Aqui está o cerne do meu argumento: se Vingegaard dedicasse 2026 a uma preparação específica para o Tour, evitando o desgaste de uma Grande Volta como a Volta a Itália, poderia chegar a julho melhor equipado para um duelo direto com Pogacar e, crucialmente, para explorar o cansaço que o esloveno provavelmente acumulará ao voltar a perseguir Flandres e Liège e ao tentar uma primeira vitória em Sanremo e Roubaix.
Correr o Giro implica, física e fisiologicamente, três semanas de competição de alta exigência, com montanha, contrarrelógios e tensão constante. Mesmo os melhores do mundo pagam essa carga com recuperação prolongada, ajustes de calendário e gestão de pequenas mazelas. No contexto de um único objetivo específico como a Volta a França, esse acumulado de quilometragem e esforços pode criar um défice de frescura no momento-chave: as duas últimas semanas de julho, quando a maioria dos Tours se decide.
Em contraste, Pogacar mostrou nas últimas épocas que tolera calendários intensos com múltiplos objetivos de primavera sem comprometer o pico de forma em julho. A sua participação nas grandes Clássicas, corridas por etapas de preparação e esforços extra não se traduziu numa quebra significativa no Tour, ao ponto de acumular quatro títulos e tornar-se sinónimo de consistência competitiva no ciclismo moderno.
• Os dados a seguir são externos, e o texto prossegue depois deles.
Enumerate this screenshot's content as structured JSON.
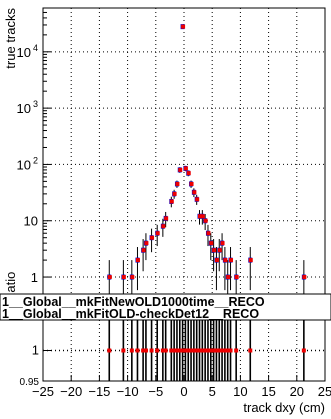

Essa resiliência ao desgaste cumulativo e a capacidade de competir duro antes do Tour sem perder afinação parecem dar-lhe uma vantagem psicológica e física sobre rivais que têm de priorizar um único objetivo sazonal.
É perfeitamente compreensível que completar vitórias nas três Grandes Voltas seja uma ambição desportiva maior. Vencer a Volta a Itália, a Volta a França e a Volta a Espanha coloca qualquer corredor num patamar histórico raro de versatilidade e força excecional. Porém, a questão estratégica é: isso maximiza as hipóteses de bater o principal rival na corrida mais importante do ano? Para mim, a resposta é não.
Se Vingegaard quiser derrotar Pogacar em julho de 2026 na Volta a França, a melhor hipótese seria desenhar uma temporada em que a preparação específica e a gestão de carga estivessem orientadas exclusivamente para chegar ao Tour em condição ótima, capitalizando qualquer fraqueza física que o rival mostrou no ano anterior. Em vez disso, ao escolher disputar o Giro, um evento que exige imensos recursos físicos e mentais apenas seis semanas antes da Grande Boucle, e que terá concorrentes de peso, como João Almeida, está a optar por diluir as suas hipóteses realistas de apresentar um rendimento superior em julho.